ABD’nin son iki başkanının Pakistan’a karşı düşmanca tavır aldıklarını söyleyen Aslan, Obama’nın başkanlığı döneminde insansız hava araçlarıyla yapılan saldırılar sonucunda bine yakın insanın öldüğünün, Trump’ın da Pakistan’ı terör örgütleri ile ilişkili göstermeye çalıştığının altını çizdi.
“Nükleer üretim Pakistan’a güç sağlıyor”
Anadolu Ajansı Dünya Dilleri Yayın Yönetmeni Mehmet Öztürk, Afganistan ve Pakistan gibi ülkelerin Türkiye’nin Kurtuluş Savaşı’nda verdikleri maddi ve manevi destek dolayısıyla önemli olduğunu kaydetti.

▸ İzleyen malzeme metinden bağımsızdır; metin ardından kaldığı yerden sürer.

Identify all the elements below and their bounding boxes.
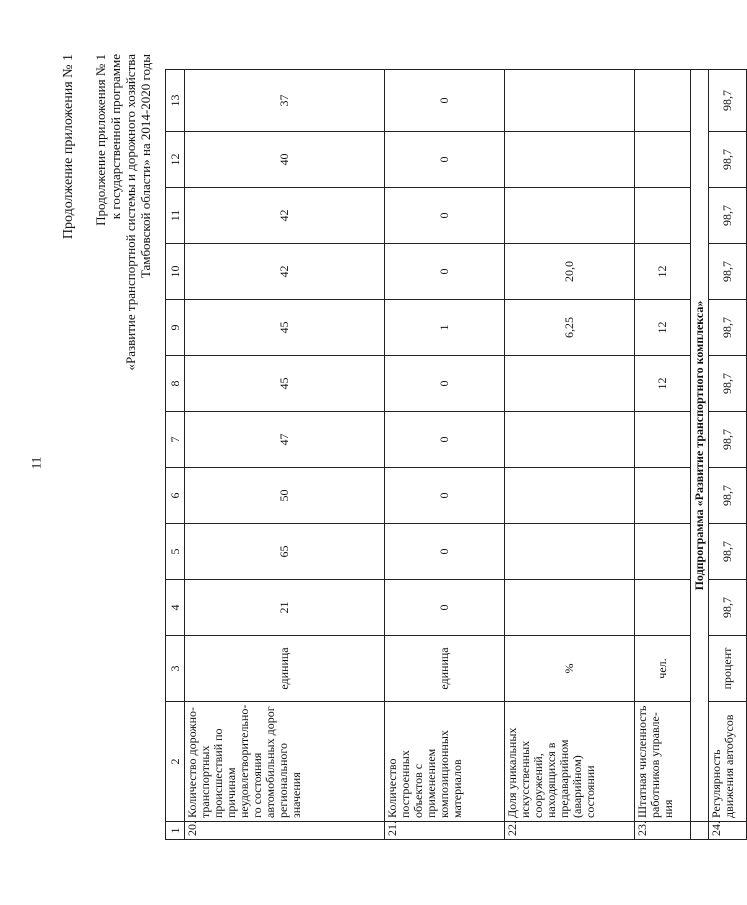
indicator-value bbox=[505, 132, 635, 188]
indicator-value: 12 bbox=[635, 244, 691, 300]
program-reference-line: «Развитие транспортной системы и дорожного хозяйства bbox=[123, 54, 138, 371]
indicator-value: 1 bbox=[385, 300, 505, 356]
indicator-name: Регулярность движения автобусов bbox=[709, 702, 747, 822]
indicator-value: 20,0 bbox=[505, 244, 635, 300]
indicator-value: 0 bbox=[385, 188, 505, 244]
column-number: 4 bbox=[166, 580, 185, 636]
table-row bbox=[505, 70, 635, 840]
indicator-value: 45 bbox=[185, 300, 385, 356]
indicator-value: 12 bbox=[635, 356, 691, 412]
rotated-page-content bbox=[55, 40, 736, 860]
column-number: 5 bbox=[166, 524, 185, 580]
unit-of-measure: единица bbox=[385, 636, 505, 702]
indicator-value bbox=[505, 468, 635, 524]
program-reference bbox=[93, 54, 153, 370]
column-number: 2 bbox=[166, 702, 185, 822]
indicator-value: 0 bbox=[385, 244, 505, 300]
indicator-value bbox=[635, 70, 691, 132]
column-number: 9 bbox=[166, 300, 185, 356]
page-number: 11 bbox=[28, 456, 44, 470]
row-number: 20. bbox=[185, 822, 385, 840]
indicator-value bbox=[635, 468, 691, 524]
indicator-name: Доля уникальных искусственных сооружений, находящихся в предаварийном (аварийном) состоянии bbox=[505, 702, 635, 822]
program-reference-line: Тамбовской области» на 2014-2020 годы bbox=[138, 54, 153, 279]
indicator-value: 98,7 bbox=[709, 300, 747, 356]
indicator-name: Количество дорожно-транспортных происшествий по причинам неудовлетворительно-го состояния автомобильных дорог регионального значения bbox=[185, 702, 385, 822]
indicator-value: 98,7 bbox=[709, 70, 747, 132]
indicator-value: 98,7 bbox=[709, 580, 747, 636]
column-number: 7 bbox=[166, 412, 185, 468]
indicator-value: 98,7 bbox=[709, 412, 747, 468]
program-reference-line: Продолжение приложения № 1 bbox=[93, 54, 108, 226]
unit-of-measure: чел. bbox=[635, 636, 691, 702]
indicator-value: 0 bbox=[385, 524, 505, 580]
column-number: 1 bbox=[166, 822, 185, 840]
unit-of-measure: % bbox=[505, 636, 635, 702]
program-reference-line: к государственной программе bbox=[108, 54, 123, 220]
column-number: 8 bbox=[166, 356, 185, 412]
indicator-value: 65 bbox=[185, 524, 385, 580]
continuation-caption: Продолжение приложения № 1 bbox=[61, 54, 76, 240]
indicator-value bbox=[505, 580, 635, 636]
table-row bbox=[385, 70, 505, 840]
indicator-value bbox=[505, 70, 635, 132]
column-number: 6 bbox=[166, 468, 185, 524]
row-number: 21. bbox=[385, 822, 505, 840]
indicator-value: 98,7 bbox=[709, 132, 747, 188]
unit-of-measure: процент bbox=[709, 636, 747, 702]
indicator-value: 50 bbox=[185, 468, 385, 524]
row-number: 23. bbox=[635, 822, 691, 840]
indicator-value bbox=[635, 580, 691, 636]
indicator-value: 0 bbox=[385, 70, 505, 132]
column-number: 13 bbox=[166, 70, 185, 132]
indicator-value: 0 bbox=[385, 412, 505, 468]
indicator-value bbox=[635, 132, 691, 188]
indicator-value: 0 bbox=[385, 132, 505, 188]
column-number: 12 bbox=[166, 132, 185, 188]
indicator-value bbox=[505, 188, 635, 244]
table-row bbox=[709, 70, 747, 840]
indicator-value: 40 bbox=[185, 132, 385, 188]
indicator-value: 12 bbox=[635, 300, 691, 356]
table-row bbox=[635, 70, 691, 840]
indicator-value bbox=[635, 188, 691, 244]
subprogram-title: Подпрограмма «Развитие транспортного комплекса» bbox=[691, 70, 709, 822]
indicator-value: 21 bbox=[185, 580, 385, 636]
indicator-value: 45 bbox=[185, 356, 385, 412]
empty-cell bbox=[691, 822, 709, 840]
unit-of-measure: единица bbox=[185, 636, 385, 702]
column-number: 10 bbox=[166, 244, 185, 300]
column-number: 11 bbox=[166, 188, 185, 244]
row-number: 24. bbox=[709, 822, 747, 840]
indicator-value: 98,7 bbox=[709, 244, 747, 300]
indicator-value: 37 bbox=[185, 70, 385, 132]
indicator-value: 98,7 bbox=[709, 524, 747, 580]
indicator-value: 98,7 bbox=[709, 468, 747, 524]
indicator-value bbox=[635, 412, 691, 468]
indicator-value: 98,7 bbox=[709, 356, 747, 412]
indicator-value: 42 bbox=[185, 188, 385, 244]
indicator-value bbox=[635, 524, 691, 580]
indicator-value bbox=[505, 524, 635, 580]
column-number: 3 bbox=[166, 636, 185, 702]
indicator-value: 0 bbox=[385, 468, 505, 524]
indicator-value bbox=[505, 412, 635, 468]
indicator-value: 42 bbox=[185, 244, 385, 300]
indicator-value: 98,7 bbox=[709, 188, 747, 244]
indicator-value: 47 bbox=[185, 412, 385, 468]
indicator-value: 6,25 bbox=[505, 300, 635, 356]
indicator-name: Штатная численность работников управле-ния bbox=[635, 702, 691, 822]
table-row bbox=[185, 70, 385, 840]
indicator-value: 0 bbox=[385, 580, 505, 636]
indicator-value bbox=[505, 356, 635, 412]
column-number-row bbox=[166, 70, 185, 840]
row-number: 22. bbox=[505, 822, 635, 840]
subprogram-row bbox=[691, 70, 709, 840]
indicators-table bbox=[165, 69, 747, 840]
indicator-value: 0 bbox=[385, 356, 505, 412]
indicator-name: Количество построенных объектов с применением композиционных материалов bbox=[385, 702, 505, 822]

Pakistan’ın devlet olma süreciyle ilgili bilgi veren Öztürk, ülkenin nükleer silah üretiminden kaynaklanan yüksek bir askeri gücü elinde bulundurduğunu belirterek, ABD’nin bu gücü kontrol altına almak için “havuç ve sopa” politikası güttüğünü söyledi. Öztürk, “Pakistan kendi nükleer silahlarına sahip tek İslâm ülkesi. Bu hızla giderse dünyadaki 4. büyük nükleer güç haline gelecek. ABD’nin, Pakistan’ın elindeki silahları kontrol altına almak için oluşturduğu özel birimler var.” ifadelerini kullandı.
Trump’ın Pakistan’a yönelik suçlamalarına örnek veren Öztürk, “ABD, ‘Bizim Afganistan’da avladığımız teröristlere Pakistan kucağını açıyor.’ diyor. Oysa ABD aynı şeyi bizim sınırlarımızda yapıyor. Bizim terörist olarak tanımladığımız gruplarla ordu kurmaya kalkıyor. Her Türk vatandaşı ABD’nin bu söylemini karşı bir argüman olarak kullanmalı.” diye konuştu.